The eighth problem involves water heating from 283.0°C to 303.0°C. note: water cannot be in liquid state at 283°C under normal pressure; assuming this is a typo, perhaps it should be from 3°C to 23°C. If so, proceeding with the assumption of heating from 283°C to 303°C is physically unrealistic, but perhaps it's a hypothetical. For consistent conditions, suppose it is from 283°C to 303°C:

Q = mcΔT

m is unknown, solving for m:

Q = 41,840 J

ΔT = 20°C

m = Q / (c × ΔT)

m = 41,840 J / (4.184 J/g°C × 20°C)

m ≈ 41,840 J / 83.68 J/g

m ≈ 500 g

Hence, approximately 500 grams of water must be heated.

The ninth problem involves cooling 15.0 g of steam from 275.0°C to 250.0°C, releasing heat:

Q = mcΔT

Q = 15.0 g × 4.184 J/g°C × (275°C - 250°C)

Q = 15.0 g × 4.184 J/g°C × 25°C

Q ≈ 15.0 g × 104.6 J/g

Q ≈ 1569 J

Finally, the tenth problem deals with heating water with a certain energy:

Q = mcΔT

m = Q / (c × ΔT)

Q = 41,840 J

ΔT = 28.5°C - 22.0°C = 6.5°C

m = 41,840 J / (4.184 J/g°C × 6.5°C)

m ≈ 41,840 J / 27.196 J/g

m ≈ 1537 g

Thus, approximately 1537 grams of water were heated.

Conclusion

The examples above highlight the importance of the specific heat capacity and heat transfer calculations in thermodynamics. Accurate measurement and understanding of these concepts are essential in fields ranging from engineering to meteorology. These calculations exemplify foundational principles regularly applied in practical and experimental contexts, emphasizing the broad relevance of heat transfer physics.

References

• Cengel, Y. A., & Boles, M. A. (2015).
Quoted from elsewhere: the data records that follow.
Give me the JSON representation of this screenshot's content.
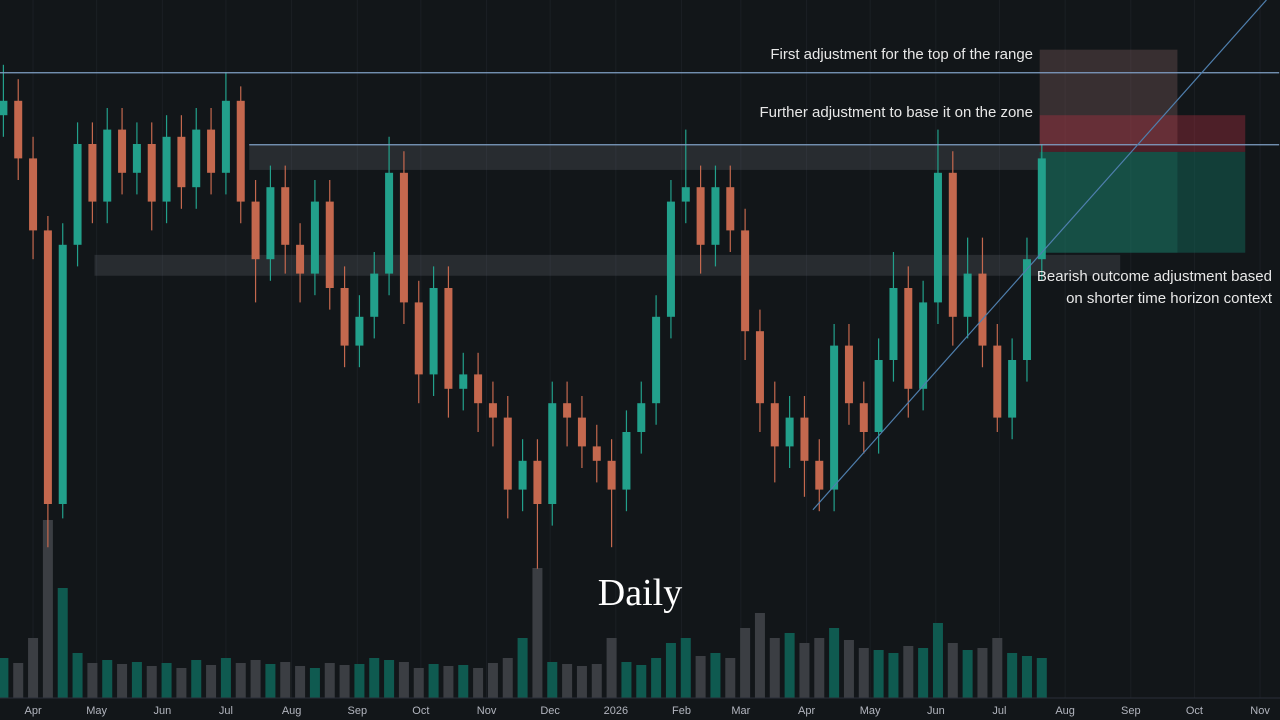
{
  "chart_data": {
    "type": "candlestick",
    "title": "Daily",
    "annotations": [
      "First adjustment for the top of the range",
      "Further adjustment to base it on the zone",
      "Bearish outcome adjustment based",
      "on shorter time horizon context"
    ],
    "x": [
      -14,
      -7,
      0,
      7,
      14,
      21,
      28,
      35,
      42,
      49,
      56,
      63,
      70,
      77,
      84,
      91,
      98,
      105,
      112,
      119,
      126,
      133,
      140,
      147,
      154,
      161,
      168,
      175,
      182,
      189,
      196,
      203,
      210,
      217,
      224,
      231,
      238,
      245,
      252,
      259,
      266,
      273,
      280,
      287,
      294,
      301,
      308,
      315,
      322,
      329,
      336,
      343,
      350,
      357,
      364,
      371,
      378,
      385,
      392,
      399,
      406,
      413,
      420,
      427,
      434,
      441,
      448,
      455,
      462,
      469,
      476
    ],
    "open": [
      84,
      86,
      78,
      68,
      30,
      66,
      80,
      72,
      82,
      76,
      80,
      72,
      81,
      74,
      82,
      76,
      86,
      72,
      64,
      74,
      66,
      62,
      72,
      60,
      52,
      56,
      62,
      76,
      58,
      48,
      60,
      46,
      48,
      44,
      42,
      32,
      36,
      30,
      44,
      42,
      38,
      36,
      32,
      40,
      44,
      56,
      72,
      74,
      66,
      74,
      68,
      54,
      44,
      38,
      42,
      36,
      32,
      52,
      44,
      40,
      50,
      60,
      46,
      58,
      76,
      56,
      62,
      52,
      42,
      50,
      64
    ],
    "high": [
      91,
      89,
      81,
      70,
      69,
      83,
      83,
      85,
      85,
      83,
      83,
      84,
      84,
      85,
      85,
      90,
      88,
      75,
      77,
      77,
      69,
      75,
      75,
      63,
      59,
      65,
      81,
      79,
      61,
      63,
      63,
      51,
      51,
      47,
      45,
      39,
      39,
      47,
      47,
      45,
      41,
      39,
      43,
      47,
      59,
      75,
      82,
      77,
      77,
      77,
      71,
      57,
      47,
      45,
      45,
      39,
      55,
      55,
      47,
      53,
      65,
      63,
      61,
      82,
      79,
      67,
      67,
      55,
      53,
      67,
      80
    ],
    "low": [
      81,
      75,
      64,
      24,
      28,
      63,
      69,
      69,
      73,
      73,
      68,
      69,
      71,
      71,
      73,
      73,
      69,
      58,
      61,
      62,
      58,
      59,
      57,
      49,
      49,
      53,
      59,
      55,
      44,
      45,
      42,
      43,
      40,
      38,
      28,
      29,
      21,
      27,
      38,
      35,
      33,
      24,
      29,
      37,
      41,
      53,
      69,
      62,
      63,
      65,
      50,
      40,
      33,
      35,
      31,
      29,
      29,
      41,
      37,
      37,
      47,
      42,
      43,
      55,
      52,
      53,
      49,
      40,
      39,
      47,
      61
    ],
    "close": [
      86,
      78,
      68,
      30,
      66,
      80,
      72,
      82,
      76,
      80,
      72,
      81,
      74,
      82,
      76,
      86,
      72,
      64,
      74,
      66,
      62,
      72,
      60,
      52,
      56,
      62,
      76,
      58,
      48,
      60,
      46,
      48,
      44,
      42,
      32,
      36,
      30,
      44,
      42,
      38,
      36,
      32,
      40,
      44,
      56,
      72,
      74,
      66,
      74,
      68,
      54,
      44,
      38,
      42,
      36,
      32,
      52,
      44,
      40,
      50,
      60,
      46,
      58,
      76,
      56,
      62,
      52,
      42,
      50,
      64,
      78
    ],
    "volume": [
      40,
      35,
      60,
      178,
      110,
      45,
      35,
      38,
      34,
      36,
      32,
      35,
      30,
      38,
      33,
      40,
      35,
      38,
      34,
      36,
      32,
      30,
      35,
      33,
      34,
      40,
      38,
      36,
      30,
      34,
      32,
      33,
      30,
      35,
      40,
      60,
      130,
      36,
      34,
      32,
      34,
      60,
      36,
      33,
      40,
      55,
      60,
      42,
      45,
      40,
      70,
      85,
      60,
      65,
      55,
      60,
      70,
      58,
      50,
      48,
      45,
      52,
      50,
      75,
      55,
      48,
      50,
      60,
      45,
      42,
      40
    ],
    "up_color": "#22a08b",
    "down_color": "#c4684e",
    "volume_up_color": "#0f5a50",
    "volume_down_color": "#3b3e43",
    "xlim": [
      -15.6,
      588.4
    ],
    "ylim": [
      0,
      100
    ],
    "volume_ylim": [
      0,
      300
    ],
    "xticks": [
      {
        "value": 0,
        "label": "Apr"
      },
      {
        "value": 30,
        "label": "May"
      },
      {
        "value": 61,
        "label": "Jun"
      },
      {
        "value": 91,
        "label": "Jul"
      },
      {
        "value": 122,
        "label": "Aug"
      },
      {
        "value": 153,
        "label": "Sep"
      },
      {
        "value": 183,
        "label": "Oct"
      },
      {
        "value": 214,
        "label": "Nov"
      },
      {
        "value": 244,
        "label": "Dec"
      },
      {
        "value": 275,
        "label": "2026"
      },
      {
        "value": 306,
        "label": "Feb"
      },
      {
        "value": 334,
        "label": "Mar"
      },
      {
        "value": 365,
        "label": "Apr"
      },
      {
        "value": 395,
        "label": "May"
      },
      {
        "value": 426,
        "label": "Jun"
      },
      {
        "value": 456,
        "label": "Jul"
      },
      {
        "value": 487,
        "label": "Aug"
      },
      {
        "value": 518,
        "label": "Sep"
      },
      {
        "value": 548,
        "label": "Oct"
      },
      {
        "value": 579,
        "label": "Nov"
      }
    ],
    "grid": true,
    "boxes": [
      {
        "x": [
          102,
          475
        ],
        "y": [
          76.4,
          79.9
        ],
        "color": "rgba(120,123,134,0.22)"
      },
      {
        "x": [
          29,
          513
        ],
        "y": [
          61.7,
          64.6
        ],
        "color": "rgba(120,123,134,0.22)"
      },
      {
        "x": [
          475,
          540
        ],
        "y": [
          79.9,
          93.1
        ],
        "color": "rgba(130,95,95,0.35)"
      },
      {
        "x": [
          475,
          572
        ],
        "y": [
          78.9,
          84.0
        ],
        "color": "rgba(190,50,70,0.35)"
      },
      {
        "x": [
          475,
          572
        ],
        "y": [
          64.9,
          78.9
        ],
        "color": "rgba(20,110,95,0.45)"
      },
      {
        "x": [
          475,
          540
        ],
        "y": [
          64.9,
          78.9
        ],
        "color": "rgba(40,150,125,0.2)"
      }
    ],
    "lines": [
      {
        "x": [
          -16,
          588
        ],
        "y": [
          89.9,
          89.9
        ],
        "color": "#7f9fc4"
      },
      {
        "x": [
          102,
          588
        ],
        "y": [
          79.9,
          79.9
        ],
        "color": "#7f9fc4"
      },
      {
        "x": [
          368,
          582
        ],
        "y": [
          29.2,
          100
        ],
        "color": "#4f7fae"
      }
    ]
  }
}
Thermodynamics: An Engineering Approach. McGraw-Hill Education.
• Hering, P., et al. (2019). Standard thermophysical properties of mercury. Journal of Physical and Chemical Reference Data, 48(3), 033104.
• Sundberg, R. (2013). Thermal properties of wood. Wood Science and Technology, 47(4), 871–883.
• Hernández, C., et al. (2020). Heat Capacity and Thermal Conductivity of Silver. Materials Science and Engineering B, 262, 114673.
• Hughes, J. (2018). An introduction to thermal physics. Cambridge University Press.
• Smith, P. J., & Van De Graaff, B. A. (2017). Principles of Heat Transfer. CRC Press.
• Fitzgerald, J., et al. (2018). Fundamentals of Thermodynamics. Wiley.
• Kumar, V., & Singh, P. (2021). Heat transfer in materials: a review. Journal of Materials Science, 56(15), 8425–8446.
• Leach, M. J., Connell, K. J., & O’Hagan, M. (2017). Chemistry of water. Journal of Chemical Education, 94(1), 5–12.
• Peterson, P.H., & Andersen, A. (2019). Heat transfer and thermal properties. Elsevier.